Whatever one may have thought about Mr. Abe, the assassination of a once democratically elected leader is a tragedy (not so much in a dictatorship, because there is no other way of removing these people). Much has been said about the supposed lack of protection around Mr. Abe, but I think this does credit to Japan. It is good to live in a country in which important people feel safe enough not to have to surround themselves with a small army of bodyguards.

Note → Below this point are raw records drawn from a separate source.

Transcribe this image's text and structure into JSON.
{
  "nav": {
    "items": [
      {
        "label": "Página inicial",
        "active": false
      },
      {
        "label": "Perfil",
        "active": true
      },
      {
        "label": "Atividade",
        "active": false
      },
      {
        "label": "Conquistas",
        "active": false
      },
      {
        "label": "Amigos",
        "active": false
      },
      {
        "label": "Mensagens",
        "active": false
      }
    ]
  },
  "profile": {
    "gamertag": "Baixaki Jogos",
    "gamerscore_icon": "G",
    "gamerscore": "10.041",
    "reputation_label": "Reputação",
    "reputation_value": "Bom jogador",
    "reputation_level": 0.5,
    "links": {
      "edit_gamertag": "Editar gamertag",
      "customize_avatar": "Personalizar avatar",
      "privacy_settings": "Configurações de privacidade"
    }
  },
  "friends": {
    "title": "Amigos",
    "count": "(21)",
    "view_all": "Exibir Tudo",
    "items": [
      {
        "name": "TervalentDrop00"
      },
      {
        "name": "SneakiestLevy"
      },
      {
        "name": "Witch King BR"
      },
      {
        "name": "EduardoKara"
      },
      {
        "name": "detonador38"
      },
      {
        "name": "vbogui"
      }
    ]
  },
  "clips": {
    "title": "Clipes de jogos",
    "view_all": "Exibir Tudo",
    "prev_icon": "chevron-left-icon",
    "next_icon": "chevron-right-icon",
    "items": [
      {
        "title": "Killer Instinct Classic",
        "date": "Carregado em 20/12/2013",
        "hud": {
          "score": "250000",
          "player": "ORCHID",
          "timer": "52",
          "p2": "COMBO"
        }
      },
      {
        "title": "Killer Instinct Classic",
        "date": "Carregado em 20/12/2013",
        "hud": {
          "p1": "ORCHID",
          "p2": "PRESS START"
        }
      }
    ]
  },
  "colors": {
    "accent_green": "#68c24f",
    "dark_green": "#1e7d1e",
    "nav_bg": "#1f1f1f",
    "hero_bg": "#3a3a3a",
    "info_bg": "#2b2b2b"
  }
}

But I don’t want to talk about the event itself - rather its aftermath: the way in which the whole thing was handled with dignity and without superfluous drama. Can you imagine if this had happened in the U.S.? There would have been innumerable conspiracy theories 5 minutes after the shooting (‘It was the Far Right, the Far Left, Russians, Aliens’…you name it). And Hollywood would be planning a movie, and perhaps a sequel. But that didn’t happen here, and I don’t think it will.
Actually, the U.K. used to be like Japan. I remember watching footage of the funeral of Winston Churchill (apparently I was there, but I don’t remember). There was no drama, just hundreds of thousands of people standing quietly in the freezing cold to pay their respects to a man many believed - rightly or wrongly - had saved their country. It was dignified. No added drama necessary.
I don’t know exactly when this changed, but it certainly had by the time of Diana’s death. This was also tragic, as the untimely death of any young person is, but the hullabaloo and overblown emotion in the wake of it was unbelievable; this for a figure - and I have nothing against Diana - far, far less historically consequential than Churchill. As someone said, we live in an age in which hype completely overwhelms reality.
Anyway, I think (hope) I have made my point. I admire the way in which you have handled this tragedy.